God does use kids a lot, to point things back in our direction, doesn't he? It's humbling but I'd rather learn from them than anyone else, I guess.
I have not yet read The Shack, but I've sure heard a lot about it. I plan to read it soon. And, Hollie, thanks - my pleasure. I sat down not really wanting to write anything at all last night and the Olympics thing just morphed into that.
*BIG sigh*...why oh why don't i look at the bigger picture too. i can't believe how many times lately i have looked back at something and realize i missed the moment cuz i was stressing about something dumb. great post girl!
I love your perspective. There are many times I get caught up in the small stuff when things aren't going well...and then it hits me that the small stuff is just that. Small. Thanks for the reminder to keep things in perspective and to be grateful, even though life is sometimes not fair.
I hopped over from "Bring the Rain"~~and you're showing the beauty and power of lightning! I am in the Seattle area so I shared some of that. I love your writing. Wish I could spend all day blogging; what an amazing way for an "ol' grandma" of 56 to peek into the lives of beautiful families such as yours. Keep it up!
Keep as "cozy" as you can while you nurture each other for the glory of God. I loved what you said about SCC, the Smiths' and Sponbergs' challenges. I never cried much with my kids either but this is definately one situation that deepens the heart of compassion within us and prepares us for life. (Sorry, Joel Osteen.)

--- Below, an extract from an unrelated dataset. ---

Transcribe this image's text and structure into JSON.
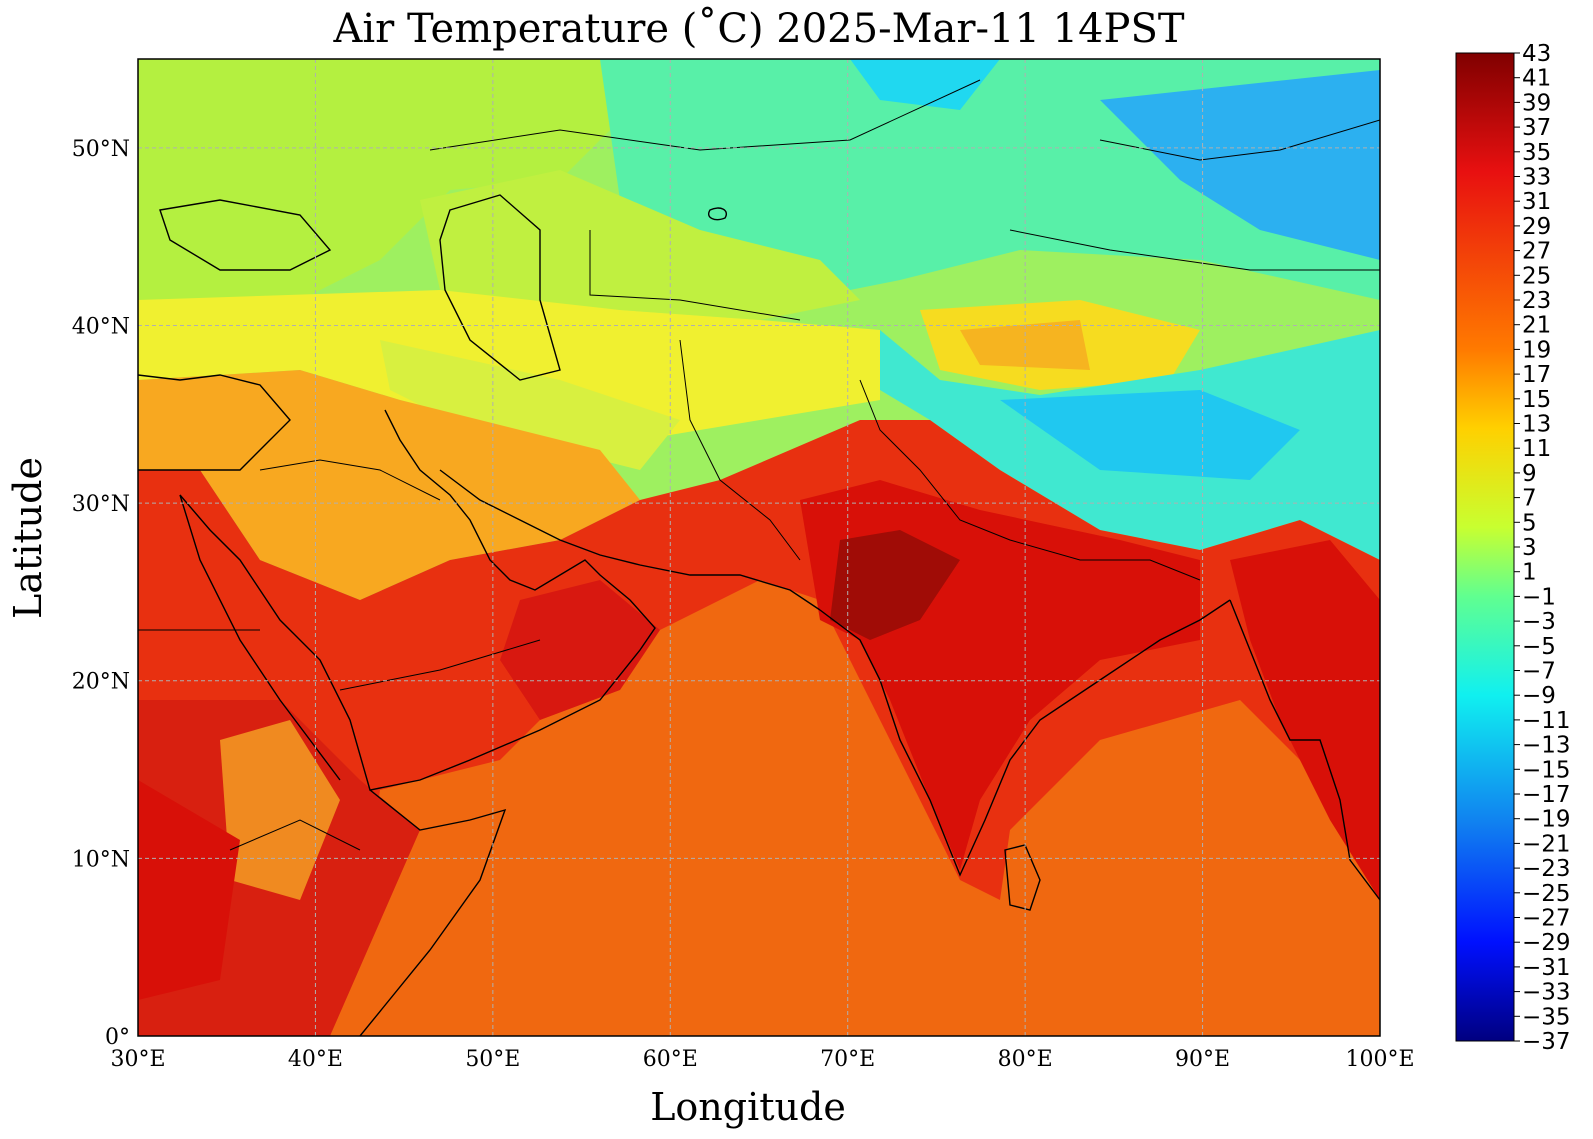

You can pray as Paul did that the thorns be removed but sometimes the answer that comes is "no." His strength is made perfect in weakness which is not culturally correct or comfortable. I like to say "Life is hard. Then you DON'T die." "Abundance of life" includes the good, the bad, the ugly and Christ in the reality of life on a sin-stained planet.
I noticed you ref'd Frank Peretti. It's been awhile since "the fad" of his books on spiritual warfare. Have you ever read C.S. Lewis' "The Screwtape Letters" or "A Grief Observed"? VERY worthy titles!
Thanks for all the info about Michael Phelps' challenges and victories. Beautiful analogy. Mark Hall of Casting Crowns has a book and he discusses his challenges with ADHD. Praise God in the storm.
In His love, Michal Ann McAllister (Lake Forest Park, WA)
(immichal@yahoo if you would like to email. I don't have a blog or profile.)
p.s. This is a long section that is "all about me" but over the years, I tend to know the questions people ask about my name. (IGNORE this if you want!!)
Michal was the daughter of King Saul, first wife of King David. The Hebrew meaning is "brook," a channel of life and refreshment, I pray! In English, my name is pronounced like "Michael" but in Hebrew they kinda gargle "h" and say something like "Meek-(roll the "h")---all." The "h" sound puts a "breath" in the word. God added "h" to Abram which was changed to "Abraham" and Sara to "Sarah." I think it's like the breath God breathed into Adam "in the beginning."
My daughter (28) is Caitlin Michal and her daughter (5.5) is McKenzie Michal. A daughter of my church family (maybe age 35) is Michal Ann like me. (I'm 56.)
Obviously, "Michal" is still rare in this culture although many languages have a feminine version of the male name Michael, the archangel, meaning "Who is like God?" (Michelle, Michele, Michaela, Mikayla and so on).
Most baby name books are not correct about "Michal" and many Christian commentaries such as "Bad Girls of the Bible" don't accurately tell the story of her life. Chuck Swindoll is correct in saying that she was a victim, a pawn of Kings Saul and David. (Can you tell I've been defending my name for years??) ;)
Michal, Saul, David's story is mostly in I Samuel 14:49, 18:20-27, 19:9-17, 25:44, 2 Sam. 3:13-18, 6:16, 21:8-9, 1 Chron.15:29.